The Specific Gibbs function $g$ which is defined as the Gibbs function $G$ per unit mass; $g=\frac{G}{m}$, along with specific entropy: $$s=\frac{S}{m}\tag{1}$$ and specific volume: $$v=\frac{V}{m}\tag{2}$$

I know that the state function for Gibbs free energy is $$G=H-TS\tag{3}$$ where $H$ is the enthalpy, differentiating $(3)$ and applying the the first law of thermodynamics leads to $$dG=-SdT+VdP\tag{4}$$

I also know that the Maxwell relation for Gibbs free energy is $$dG=\left(\frac{\partial G}{\partial T}\right)_PdT+\left(\frac{\partial G}{\partial P}\right)_TdP\tag{5}$$ Comparison of $(4)$ with $(5)$ shows that $$S=-\left(\frac{\partial G}{\partial T}\right)_P\tag{6}$$ and $$V=\left(\frac{\partial G}{\partial P}\right)_T\tag{7}$$ Finally, forming the specific Gibbs functions corresponding to $(6)$ & $(7)$ from $(1)$ & $(2)$ these specific variables are therefore related by $$s=-\left(\frac{\partial g}{\partial T}\right)_P\tag{8}$$ and $$v=\left(\frac{\partial g}{\partial P}\right)_T\tag{9}$$

During a phase change the specific volumes of specific entropies of the two phases differ but the $\color{red}{\text{Specific Gibbs functions are the same by definition}}$ i.e. during any phase change from a state $1 \rightarrow 2$: $$v_1\ne v_2$$ $$s_1\ne s_2$$ $$\color{red}{g_1=g_2}$$


Marked in red are the parts for which I do not understand. What does the author of this text mean "by definition" the specific Gibbs functions are the same?

Could someone please explain to me why the specific Gibbs functions are equal during a phase change? I have searched the internet for an answer but cannot find a plausible explanation.

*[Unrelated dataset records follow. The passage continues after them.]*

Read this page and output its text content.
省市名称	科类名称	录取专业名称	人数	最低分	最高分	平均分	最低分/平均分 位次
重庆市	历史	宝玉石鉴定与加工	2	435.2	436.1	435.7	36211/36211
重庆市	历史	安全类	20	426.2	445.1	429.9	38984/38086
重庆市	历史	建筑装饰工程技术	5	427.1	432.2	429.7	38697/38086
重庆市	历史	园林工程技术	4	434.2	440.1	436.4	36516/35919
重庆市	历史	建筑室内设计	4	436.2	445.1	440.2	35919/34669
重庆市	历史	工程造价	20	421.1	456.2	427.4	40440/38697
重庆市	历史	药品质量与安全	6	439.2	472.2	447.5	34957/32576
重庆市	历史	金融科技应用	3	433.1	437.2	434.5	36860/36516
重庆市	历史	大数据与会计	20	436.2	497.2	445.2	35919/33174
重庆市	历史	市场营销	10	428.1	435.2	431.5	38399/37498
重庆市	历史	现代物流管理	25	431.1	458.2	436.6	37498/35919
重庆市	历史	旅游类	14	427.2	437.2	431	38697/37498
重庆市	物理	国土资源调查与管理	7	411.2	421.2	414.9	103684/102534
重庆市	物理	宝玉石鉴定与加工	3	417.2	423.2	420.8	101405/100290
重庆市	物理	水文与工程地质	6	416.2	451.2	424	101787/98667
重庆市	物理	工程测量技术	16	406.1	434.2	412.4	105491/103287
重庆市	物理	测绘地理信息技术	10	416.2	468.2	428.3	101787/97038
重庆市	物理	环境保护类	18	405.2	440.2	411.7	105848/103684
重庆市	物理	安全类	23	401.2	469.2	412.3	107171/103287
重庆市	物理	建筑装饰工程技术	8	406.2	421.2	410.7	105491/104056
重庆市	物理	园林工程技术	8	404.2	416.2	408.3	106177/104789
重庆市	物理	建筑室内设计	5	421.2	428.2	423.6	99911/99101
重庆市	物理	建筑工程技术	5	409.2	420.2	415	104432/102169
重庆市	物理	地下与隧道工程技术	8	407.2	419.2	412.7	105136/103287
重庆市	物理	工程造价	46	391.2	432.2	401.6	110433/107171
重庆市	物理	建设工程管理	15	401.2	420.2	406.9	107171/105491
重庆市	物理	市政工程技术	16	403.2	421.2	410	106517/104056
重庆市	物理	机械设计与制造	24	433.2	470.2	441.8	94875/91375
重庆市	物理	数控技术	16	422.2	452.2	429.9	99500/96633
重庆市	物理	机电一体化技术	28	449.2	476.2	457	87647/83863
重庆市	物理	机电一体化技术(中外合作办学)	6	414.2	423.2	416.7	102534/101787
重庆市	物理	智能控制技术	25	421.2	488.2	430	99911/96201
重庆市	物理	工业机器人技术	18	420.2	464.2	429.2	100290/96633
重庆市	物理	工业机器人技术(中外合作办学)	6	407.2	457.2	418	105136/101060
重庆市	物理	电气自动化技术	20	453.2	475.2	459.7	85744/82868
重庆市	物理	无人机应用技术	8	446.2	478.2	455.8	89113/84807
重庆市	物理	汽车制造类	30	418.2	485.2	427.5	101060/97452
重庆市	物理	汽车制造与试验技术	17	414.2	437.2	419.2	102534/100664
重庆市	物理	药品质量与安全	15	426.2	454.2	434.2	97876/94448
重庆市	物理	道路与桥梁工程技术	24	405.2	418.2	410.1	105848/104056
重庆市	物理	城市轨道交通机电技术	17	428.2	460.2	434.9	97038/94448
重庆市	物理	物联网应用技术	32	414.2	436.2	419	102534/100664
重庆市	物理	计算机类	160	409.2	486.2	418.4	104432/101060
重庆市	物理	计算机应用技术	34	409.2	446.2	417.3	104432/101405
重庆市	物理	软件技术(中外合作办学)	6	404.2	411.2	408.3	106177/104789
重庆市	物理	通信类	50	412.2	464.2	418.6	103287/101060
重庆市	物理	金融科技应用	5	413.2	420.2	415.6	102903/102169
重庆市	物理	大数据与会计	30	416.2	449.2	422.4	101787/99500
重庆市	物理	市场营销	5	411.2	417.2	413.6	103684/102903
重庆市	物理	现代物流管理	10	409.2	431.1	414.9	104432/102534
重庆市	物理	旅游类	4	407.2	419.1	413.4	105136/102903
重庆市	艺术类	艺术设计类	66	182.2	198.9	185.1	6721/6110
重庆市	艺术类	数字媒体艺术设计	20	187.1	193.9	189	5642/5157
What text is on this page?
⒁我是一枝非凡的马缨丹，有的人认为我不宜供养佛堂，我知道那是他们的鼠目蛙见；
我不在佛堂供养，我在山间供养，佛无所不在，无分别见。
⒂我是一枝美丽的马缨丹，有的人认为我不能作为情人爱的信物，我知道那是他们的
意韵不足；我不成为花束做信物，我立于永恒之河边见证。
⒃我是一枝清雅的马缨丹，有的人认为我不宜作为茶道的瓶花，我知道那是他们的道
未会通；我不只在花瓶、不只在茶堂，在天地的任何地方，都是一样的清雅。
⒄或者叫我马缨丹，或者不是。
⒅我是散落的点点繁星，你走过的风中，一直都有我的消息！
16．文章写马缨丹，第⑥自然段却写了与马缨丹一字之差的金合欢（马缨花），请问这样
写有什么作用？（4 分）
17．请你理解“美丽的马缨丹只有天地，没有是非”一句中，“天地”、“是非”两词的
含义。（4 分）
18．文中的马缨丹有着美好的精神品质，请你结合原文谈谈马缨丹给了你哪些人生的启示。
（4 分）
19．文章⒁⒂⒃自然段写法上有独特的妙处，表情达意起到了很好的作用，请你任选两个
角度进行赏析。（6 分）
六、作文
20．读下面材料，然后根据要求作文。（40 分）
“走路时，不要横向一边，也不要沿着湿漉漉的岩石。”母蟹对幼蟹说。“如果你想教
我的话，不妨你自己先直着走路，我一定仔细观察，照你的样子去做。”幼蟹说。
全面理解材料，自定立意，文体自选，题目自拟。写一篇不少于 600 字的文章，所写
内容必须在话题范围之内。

I know that phase transitions take place isothermally since the heat energy supplied is used to break bonds (considering vaporisation) instead of increasing the average kinetic energy of the molecules (temperature) so that this hidden (latent) heat is being used to change the phase (liquid $\to$ gas in this example) without changing the temperature.

But why must the pressure remain constant?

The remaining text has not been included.